En principio, para que exista un país y que este pueda ser considerado una nación independiente, se estudian varios elementos, en función de la diversidad de opiniones de las que gozamos, cada uno le podrá poner la mezcla que desee, pero con toda seguridad se mencionarán tres, una población permanente, un territorio definido y un gobierno fruto de una decisión popular manifestada en las urnas. Considero que si no entramos a discusiones, sobre cómo se integra la población, o quién está por encima de quién, si no que comprendemos que solo se refiere al conjunto de habitantes de un lugar; y si nos olvidamos por un momento, sobre el diferendo territorial con Belice y nos basamos en los límites territoriales de Guatemala, reconocidos internacionalmente, habremos concluido con que contamos con población y territorio.

Capítulo aparte se merece el Gobierno, el elemento que integra, junto a los dos anteriores, aquellos que hemos descrito como los más importantes, para determinar la existencia de un país, pero que es, el que más define, dentro de la expectativa de lo que es un país independiente, si este en verdad lo es o no. En lo que a mí respecta, si se juzgara su capacidad o su aptitud, bastante más cerca de un desgobierno nos encontramos, término que aplicaría para describir la seguidilla de malos gobiernos que hemos tenido. Sin embargo, reconozco que hemos votado en libertad, cuando lamentablemente hemos elegido a quienes nos han gobernado y la independencia radica precisamente en ese ejercicio democrático, no en nuestra habilidad para saber elegir bien o no.

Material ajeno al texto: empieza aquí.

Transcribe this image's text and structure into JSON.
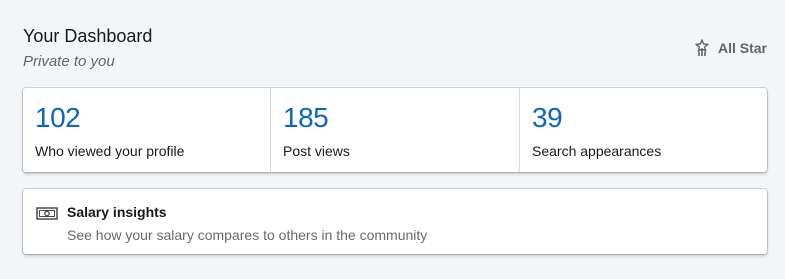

Dicho lo anterior, Guatemala se independizó del Reino de España en 1,821 y en una de las mayores contradicciones para quienes defiendan o critiquen la invasión española o la conquista del territorio de Guatemala de aquel entonces, nos conquistaron indígenas mexicanos con unos cuentos españoles al frente y nos independizaron de España, un grupo de criollos españoles nacidos en América, a partir de entonces, tuvimos la oportunidad de decidir, bien o mal, pero en libertad. Yo celebraré la independencia de Guatemala como cada 15 de septiembre, pues entiendo que en esa fecha nació nuestro país. Si no nos gusta lo que tenemos trabajemos para cambiarlo, hay muchísimo margen de mejora, feliz cumpleaños Guatemala.